二  会計参与 計算書類及びその附属明細書、臨時計算書類並びに会計参与報告に記載し、又は記録すべき重要な事項についての虚偽の記載又は記録
三 監査役、監査等委員及び監査委員 監査報告に記載し、又は記録すべき重要な事項についての虚偽の記載又は記録
四 会計監査人 会計監査報告に記載し、又は記録すべき重要な事項についての虚偽の記載又は記録

細かく暗記する必要はありませんが、重要な部分は、

①「職務を行うについて悪意又は重過失があった場合」

②「重要書類に対する虚偽の記載」

①②の何れかがあれば取締役は、第三者に対して損害賠償の責任を負います。
ここで、取締役は軽過失なら第三者に責任を負わないのか、という疑問が出てきます。

不法行為責任説と法定責任説

民法上の不法行為責任の規定では、過失があって他人に損害を与えれば、損害賠償責任を負わなければなりません。つまり民法では軽過失でも責任を負います。

民法第709条(不法行為による損害賠償)
故意又は過失によって他人の権利又は法律上保護される利益を侵害した者は、これによって生じた損害を賠償する責任を負う。

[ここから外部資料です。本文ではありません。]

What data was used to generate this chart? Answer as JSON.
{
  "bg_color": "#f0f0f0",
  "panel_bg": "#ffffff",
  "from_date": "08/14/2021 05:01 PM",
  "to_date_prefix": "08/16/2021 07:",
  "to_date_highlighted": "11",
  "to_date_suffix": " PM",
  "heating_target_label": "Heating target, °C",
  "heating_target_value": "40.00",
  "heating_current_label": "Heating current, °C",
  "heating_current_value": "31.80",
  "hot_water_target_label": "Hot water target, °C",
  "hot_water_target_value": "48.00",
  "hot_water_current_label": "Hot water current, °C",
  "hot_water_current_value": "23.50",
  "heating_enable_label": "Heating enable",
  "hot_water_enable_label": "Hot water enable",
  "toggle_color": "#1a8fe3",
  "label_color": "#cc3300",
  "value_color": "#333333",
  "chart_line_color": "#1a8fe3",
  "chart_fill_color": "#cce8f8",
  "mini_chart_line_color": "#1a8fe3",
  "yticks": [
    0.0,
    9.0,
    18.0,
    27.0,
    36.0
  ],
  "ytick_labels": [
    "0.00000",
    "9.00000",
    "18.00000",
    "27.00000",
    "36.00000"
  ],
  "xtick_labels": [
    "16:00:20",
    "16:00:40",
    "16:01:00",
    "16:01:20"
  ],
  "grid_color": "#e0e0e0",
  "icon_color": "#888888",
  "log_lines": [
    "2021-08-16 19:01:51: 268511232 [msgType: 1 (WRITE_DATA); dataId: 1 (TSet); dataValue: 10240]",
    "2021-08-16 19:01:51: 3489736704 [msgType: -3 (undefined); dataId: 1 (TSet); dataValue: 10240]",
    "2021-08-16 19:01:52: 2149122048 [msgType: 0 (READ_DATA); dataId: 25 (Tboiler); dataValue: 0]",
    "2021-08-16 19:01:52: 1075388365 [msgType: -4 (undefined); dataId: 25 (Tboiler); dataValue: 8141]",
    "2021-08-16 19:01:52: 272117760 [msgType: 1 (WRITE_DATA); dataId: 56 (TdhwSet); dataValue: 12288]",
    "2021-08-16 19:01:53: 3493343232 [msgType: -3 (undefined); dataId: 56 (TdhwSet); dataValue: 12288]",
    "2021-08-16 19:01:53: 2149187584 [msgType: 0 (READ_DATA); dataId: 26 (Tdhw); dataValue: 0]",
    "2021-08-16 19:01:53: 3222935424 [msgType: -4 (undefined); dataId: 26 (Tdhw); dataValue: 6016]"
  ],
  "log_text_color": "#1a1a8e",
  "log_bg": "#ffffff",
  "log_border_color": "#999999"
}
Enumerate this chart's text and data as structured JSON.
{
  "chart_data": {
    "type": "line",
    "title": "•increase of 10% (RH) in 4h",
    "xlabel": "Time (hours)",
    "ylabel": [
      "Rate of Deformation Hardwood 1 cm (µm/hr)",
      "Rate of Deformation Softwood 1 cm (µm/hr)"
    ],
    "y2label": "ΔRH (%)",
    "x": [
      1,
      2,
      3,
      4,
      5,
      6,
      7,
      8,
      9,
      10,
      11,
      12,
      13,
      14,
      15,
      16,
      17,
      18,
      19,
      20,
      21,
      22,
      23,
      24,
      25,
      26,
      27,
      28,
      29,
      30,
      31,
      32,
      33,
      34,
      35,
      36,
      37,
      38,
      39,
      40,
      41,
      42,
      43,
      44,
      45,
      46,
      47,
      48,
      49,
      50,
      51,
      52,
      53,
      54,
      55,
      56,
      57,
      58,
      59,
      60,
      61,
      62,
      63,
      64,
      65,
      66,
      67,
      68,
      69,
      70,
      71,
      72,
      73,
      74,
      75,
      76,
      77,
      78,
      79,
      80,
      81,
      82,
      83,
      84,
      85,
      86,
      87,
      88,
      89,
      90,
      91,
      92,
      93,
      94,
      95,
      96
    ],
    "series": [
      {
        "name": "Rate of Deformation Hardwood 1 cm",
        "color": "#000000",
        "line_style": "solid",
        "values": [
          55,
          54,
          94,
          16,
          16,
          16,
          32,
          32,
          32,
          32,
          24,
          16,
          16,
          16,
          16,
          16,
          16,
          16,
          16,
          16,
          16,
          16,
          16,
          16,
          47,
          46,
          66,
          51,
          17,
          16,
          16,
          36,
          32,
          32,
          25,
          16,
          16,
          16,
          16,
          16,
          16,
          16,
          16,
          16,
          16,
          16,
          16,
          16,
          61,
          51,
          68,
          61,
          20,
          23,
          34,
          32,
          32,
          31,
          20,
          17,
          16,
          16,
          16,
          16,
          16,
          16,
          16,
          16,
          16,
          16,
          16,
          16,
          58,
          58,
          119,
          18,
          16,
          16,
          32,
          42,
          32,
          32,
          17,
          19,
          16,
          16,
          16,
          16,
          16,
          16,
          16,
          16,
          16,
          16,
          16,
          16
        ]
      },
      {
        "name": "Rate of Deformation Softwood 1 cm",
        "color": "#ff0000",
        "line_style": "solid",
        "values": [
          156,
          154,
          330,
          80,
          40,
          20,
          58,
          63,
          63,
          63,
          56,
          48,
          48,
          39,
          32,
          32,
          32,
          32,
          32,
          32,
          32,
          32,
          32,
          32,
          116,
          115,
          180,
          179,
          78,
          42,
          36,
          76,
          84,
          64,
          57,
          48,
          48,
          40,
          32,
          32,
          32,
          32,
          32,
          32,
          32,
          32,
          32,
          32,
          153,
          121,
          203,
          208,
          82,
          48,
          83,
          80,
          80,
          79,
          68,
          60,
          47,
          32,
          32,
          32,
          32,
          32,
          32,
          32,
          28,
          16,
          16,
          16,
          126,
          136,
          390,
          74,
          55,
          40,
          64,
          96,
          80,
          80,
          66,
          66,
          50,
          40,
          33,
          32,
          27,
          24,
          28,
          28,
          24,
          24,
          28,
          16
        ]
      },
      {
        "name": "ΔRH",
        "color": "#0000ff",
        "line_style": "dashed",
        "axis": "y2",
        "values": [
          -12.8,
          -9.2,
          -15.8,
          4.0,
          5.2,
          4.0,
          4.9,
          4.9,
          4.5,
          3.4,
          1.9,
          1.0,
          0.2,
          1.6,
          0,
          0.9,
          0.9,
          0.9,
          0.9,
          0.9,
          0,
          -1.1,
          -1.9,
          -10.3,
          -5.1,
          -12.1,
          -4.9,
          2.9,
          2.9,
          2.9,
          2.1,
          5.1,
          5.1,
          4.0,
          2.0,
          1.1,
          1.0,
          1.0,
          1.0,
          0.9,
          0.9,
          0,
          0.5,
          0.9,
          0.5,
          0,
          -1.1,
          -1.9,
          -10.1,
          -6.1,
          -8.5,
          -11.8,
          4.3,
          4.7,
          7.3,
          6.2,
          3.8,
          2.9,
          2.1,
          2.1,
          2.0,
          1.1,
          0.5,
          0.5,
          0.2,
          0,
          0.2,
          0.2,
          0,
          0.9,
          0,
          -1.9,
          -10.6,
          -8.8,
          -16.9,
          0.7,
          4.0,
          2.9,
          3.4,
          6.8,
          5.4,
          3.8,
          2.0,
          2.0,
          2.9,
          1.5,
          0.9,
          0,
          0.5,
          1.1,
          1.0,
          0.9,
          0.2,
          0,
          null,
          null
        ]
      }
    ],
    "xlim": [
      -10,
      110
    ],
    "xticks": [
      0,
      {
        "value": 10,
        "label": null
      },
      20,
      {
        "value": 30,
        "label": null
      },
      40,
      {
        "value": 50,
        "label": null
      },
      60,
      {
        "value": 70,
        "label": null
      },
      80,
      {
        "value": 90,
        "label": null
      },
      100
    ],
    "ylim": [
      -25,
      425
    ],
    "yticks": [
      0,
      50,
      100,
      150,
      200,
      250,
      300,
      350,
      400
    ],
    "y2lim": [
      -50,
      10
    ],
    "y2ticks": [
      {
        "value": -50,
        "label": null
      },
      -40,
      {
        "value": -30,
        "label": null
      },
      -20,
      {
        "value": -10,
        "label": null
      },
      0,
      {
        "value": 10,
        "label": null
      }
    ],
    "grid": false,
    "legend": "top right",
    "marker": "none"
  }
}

民法では加害者に「故意又は過失」があれば、損害賠償の責任を問えます。
ところが会社法では、取締役の責任追及のためには、加害者に「悪意又は重過失」が必要という要件になっています。
そうすると民法の規定より会社法の規定の方が、加害者である取締役への責任追及のハードルが高そうです。
これでは取締役の責任は会社法によって軽減されているように見えます。
第三者に対する責任の取り方として正しいのでしょうか?

この問題に対して、2つの説を紹介します。

不法行為責任説

会社法は民法の特別法なので、規定が重複する場合は、会社法の規定が優先されます。ですから、取締役が第三者に損害を与えた場合は会社法第429条が優先され、第三者を害することに対して取締役に悪意又は重過失があったことを証明しなければ取締役に対する責任を追及できません。というのが不法行為説の立場です。

法定責任説(判例の立場はこちら)

会社法第429条は、取締役の責任を軽減したものではなく、第三者に対する責任を加重するために特別に規定されたものです。
多くの人が関わる会社では、取締役の行為に対する影響も大きいので、民法の不法行為責任とは別枠で、会社法が特別に設けた第三者保護のための規定です。というのが法定責任説です。

法律で特別に設けた「別枠」の責任なので、第三者が民法上の不法行為責任を追及することも妨げられません。

第三者が取締役に対して責任を問う場合は、取締役の行為と損害に相当の因果関係が必要とされています。

さらに判例では、第三者は自己に対する加害に対して悪意・重過失を証明しなくても、任務懈怠について悪意・重過失を証明すれば足りするとし、直接損害ばかりではなく間接損害も賠償の対象となるとしています。(最大判昭和44年11月26日)

 悪意・重過失の対象損害の範囲
不法行為責任説自己に対する加害行為直接損害が対象
法定責任説任務懈怠をしたこと直接損害ばかりではなく間接損害も損害賠償の対象

以上のように、会社法は、第三者への取締役の責任を「重くする」方向に規定されていると考えてください。

そして、「責任を加重するために特別に規定されたもの」というところがミソで、この規定による遅延損害金の利率は、商法で規定される法定利率6%ではなく、民法規定の5%になります。

つまり、商行為によって発生した遅延損害ではなく、特別の規定によって発生した賠償責任の遅延損害金だから。という考え方です。複雑ですね!